Ao contrário do que todos pensam, a loucura não me acompanha desde meu nascimento, mas ela nasceu de mim. Ela nasceu naquele dia, naquele fatídico dia, em que a escuridão me alcançou.

Para que eu possa contar o princípio de minha loucura, antes preciso voltar às minhas raízes. Não simples raízes, mas raízes tão profundas, que se assemelham ao mais profundo abismo. Afinal, uma árvore não pode se sustentar sem as suas raízes. Embora a minha já esteja morta e apodrecida há muito tempo.

E é lá, na mais profunda escuridão em que tudo começa.

Naquele mais profundo abismo.

O meu ser.

Ano de 1708, primavera. Vilarejo de Blackthorn.

Doze anos atrás.

— Nunca baixe a guarda — gritou o mestre Ludwig, ao me derrubar.

Eu me levantei rapidamente, me recolocando na postura de combate e firmando minha espada de lâmina cega um pouco à frente do rosto, me preparando para me defender novamente de seus ataques.

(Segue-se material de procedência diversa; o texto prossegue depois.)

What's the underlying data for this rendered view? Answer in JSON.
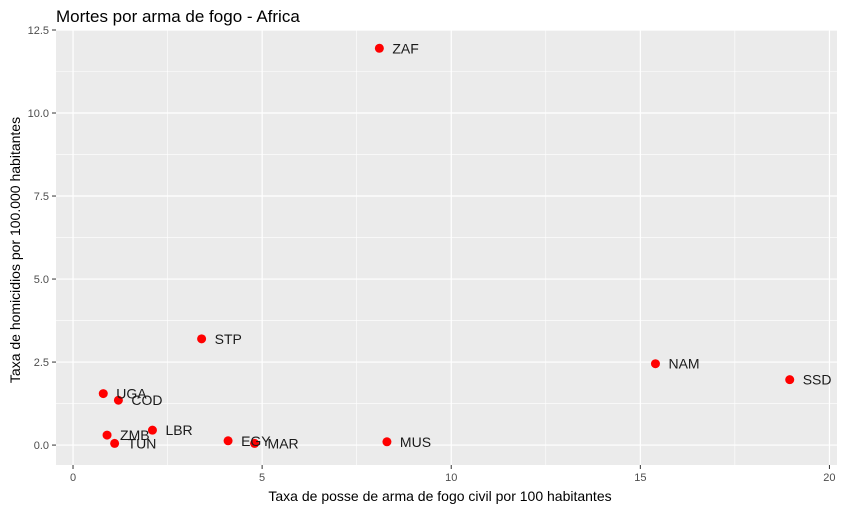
{
  "chart_data": {
    "type": "scatter",
    "title": "Mortes por arma de fogo - Africa",
    "xlabel": "Taxa de posse de arma de fogo civil por 100 habitantes",
    "ylabel": "Taxa de homicidios por 100.000 habitantes",
    "xlim": [
      -0.45,
      20.2
    ],
    "ylim": [
      -0.6,
      12.5
    ],
    "x_ticks": [
      0,
      5,
      10,
      15,
      20
    ],
    "x_tick_labels": [
      "0",
      "5",
      "10",
      "15",
      "20"
    ],
    "y_ticks": [
      0,
      2.5,
      5,
      7.5,
      10,
      12.5
    ],
    "y_tick_labels": [
      "0.0",
      "2.5",
      "5.0",
      "7.5",
      "10.0",
      "12.5"
    ],
    "grid": true,
    "point_color": "#ff0000",
    "panel_color": "#ebebeb",
    "points": [
      {
        "label": "ZAF",
        "x": 8.1,
        "y": 11.95
      },
      {
        "label": "STP",
        "x": 3.4,
        "y": 3.2
      },
      {
        "label": "NAM",
        "x": 15.4,
        "y": 2.45
      },
      {
        "label": "SSD",
        "x": 18.95,
        "y": 1.97
      },
      {
        "label": "UGA",
        "x": 0.8,
        "y": 1.55
      },
      {
        "label": "COD",
        "x": 1.2,
        "y": 1.35
      },
      {
        "label": "LBR",
        "x": 2.1,
        "y": 0.45
      },
      {
        "label": "ZMB",
        "x": 0.9,
        "y": 0.3
      },
      {
        "label": "TUN",
        "x": 1.1,
        "y": 0.05
      },
      {
        "label": "EGY",
        "x": 4.1,
        "y": 0.13
      },
      {
        "label": "MAR",
        "x": 4.8,
        "y": 0.05
      },
      {
        "label": "MUS",
        "x": 8.3,
        "y": 0.1
      }
    ]
  }
}
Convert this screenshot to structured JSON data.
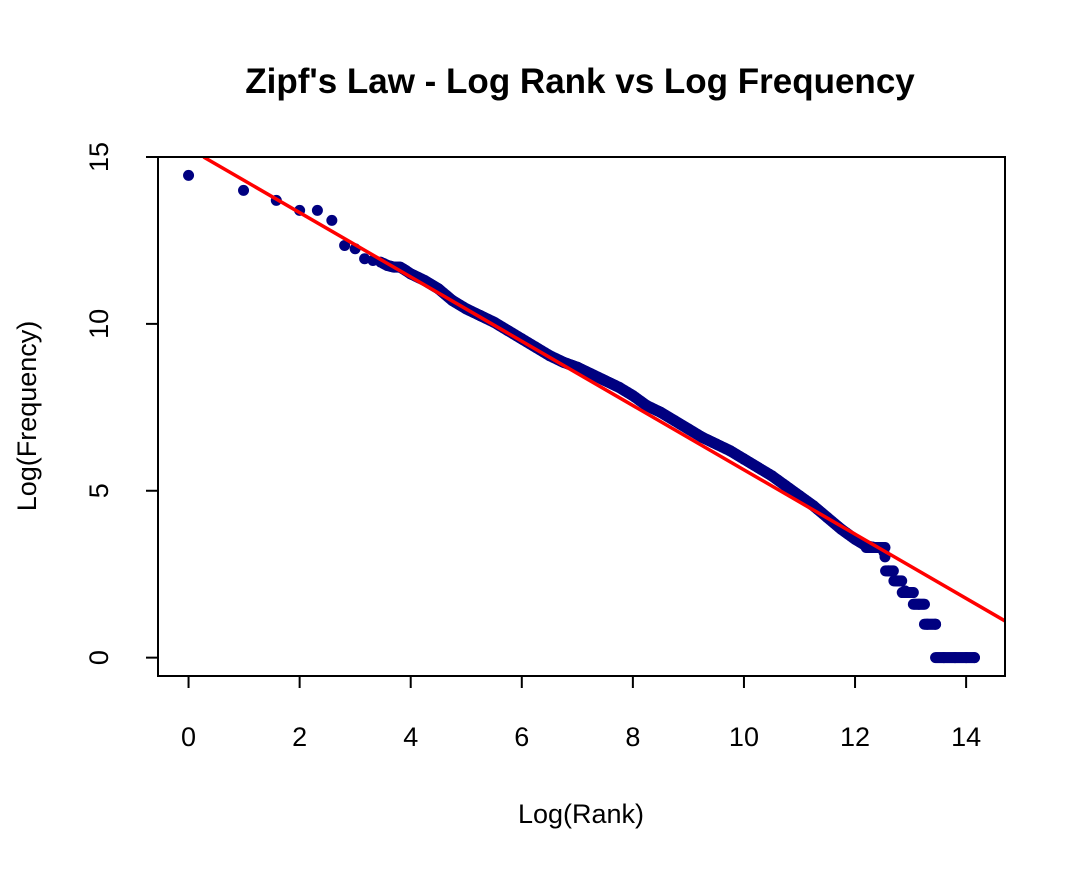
{
  "chart_data": {
    "type": "scatter",
    "title": "Zipf's Law - Log Rank vs Log Frequency",
    "xlabel": "Log(Rank)",
    "ylabel": "Log(Frequency)",
    "xlim": [
      -0.55,
      14.7
    ],
    "ylim": [
      -0.55,
      15
    ],
    "xticks": [
      0,
      2,
      4,
      6,
      8,
      10,
      12,
      14
    ],
    "yticks": [
      0,
      5,
      10,
      15
    ],
    "grid": false,
    "legend": "none",
    "colors": {
      "points": "#000080",
      "line": "#ff0000"
    },
    "series": [
      {
        "type": "points",
        "x": [
          0,
          0.99,
          1.58,
          2.0,
          2.32,
          2.58,
          2.81,
          3.0,
          3.17,
          3.32,
          3.46,
          3.58,
          3.7,
          3.81,
          3.91,
          4.0,
          4.25,
          4.5,
          4.75,
          5.0,
          5.25,
          5.5,
          5.75,
          6.0,
          6.25,
          6.5,
          6.75,
          7.0,
          7.25,
          7.5,
          7.75,
          8.0,
          8.25,
          8.5,
          8.75,
          9.0,
          9.25,
          9.5,
          9.75,
          10.0,
          10.25,
          10.5,
          10.75,
          11.0,
          11.25,
          11.5,
          11.75,
          12.0,
          12.2,
          12.35,
          12.5,
          12.6,
          12.75,
          12.9,
          13.0,
          13.15,
          13.3,
          13.45,
          13.6,
          13.8,
          14.0,
          14.15
        ],
        "y": [
          14.45,
          14.0,
          13.7,
          13.4,
          13.4,
          13.1,
          12.35,
          12.25,
          11.95,
          11.9,
          11.85,
          11.75,
          11.7,
          11.7,
          11.6,
          11.5,
          11.3,
          11.05,
          10.7,
          10.45,
          10.25,
          10.05,
          9.8,
          9.55,
          9.3,
          9.05,
          8.85,
          8.7,
          8.5,
          8.3,
          8.1,
          7.85,
          7.55,
          7.35,
          7.1,
          6.85,
          6.6,
          6.4,
          6.2,
          5.95,
          5.7,
          5.45,
          5.15,
          4.85,
          4.55,
          4.2,
          3.85,
          3.55,
          3.35,
          3.3,
          3.3,
          2.6,
          2.3,
          2.0,
          1.95,
          1.6,
          1.0,
          1.0,
          0.0,
          0.0,
          0.0,
          0.0
        ]
      },
      {
        "type": "line",
        "x": [
          0.27,
          14.7
        ],
        "y": [
          15.0,
          1.1
        ]
      }
    ]
  }
}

Ludwig começou com investidas pela minha esquerda. Era sempre assim, ele sempre atacava pela esquerda. Embora previsível, ele não era bobo, ele sabia que eu tinha dificuldades para defender ataques daquela direção e usava contra mim.

Eu defendi os dois primeiros golpes, mas o terceiro foi a minha queda. Ele percebeu que eu estava focado apenas em defender os golpes de sua espada. "Nunca abaixe a guarda", ele sempre dizia. E foi exatamente o que eu fiz, quando ele me passou uma rasteira, me derrubando e levando a ponta de sua espada em meu pescoço.

— O que eu acabei de dizer, garoto? — disse Ludwig, com sua feição carrancuda de sempre.

— Eu sei, mas eu... — Virei o rosto de lado, bravo por ter cometido o mesmo erro duas vezes.

— Chega por hoje — Ludwig me interrompeu de forma ríspida. Em seguida, levou sua espada à bainha e deu de costas.

— Eu queria treinar mais um pouco, mestre. — Tentei retrucar, mas recebi um olhar furioso de volta.

Ludwig o velho carrancudo, era como eu o chamava. Seu rosto de expressões fortes e sua barba negra e cheia, o dava um aspecto inconfundível de um ferreiro. Combinando ainda mais com a sua careca brilhante, não tão brilhante no momento, por causa do carvão misturado com o suor que cobria seu rosto. Se bem que, se sujar, também faz parte do ofício de ser um ferreiro.

Sempre que tínhamos um tempo de sobra, Ludwig me ensinava a lutar. Ele dizia que era bom saber manejar uma espada, nunca se pode prever quando iria precisar usar uma. Uma vez eu o perguntei onde ele tinha aprendido a lutar, e ele me disse que um ferreiro que não sabe usar uma espada não é um ferreiro de verdade, por isso sempre soube lutar.

— Pare de me olhar assim. Vamos, pegue aquela maleta em cima do balcão para mim. — Apontou para uma maleta de aparência um tanto quanto diferente no canto da oficina suja e escura. Parecia revestida de um ferro negro, eu nunca tinha visto nada parecido. Pelo visto era uma encomenda nova.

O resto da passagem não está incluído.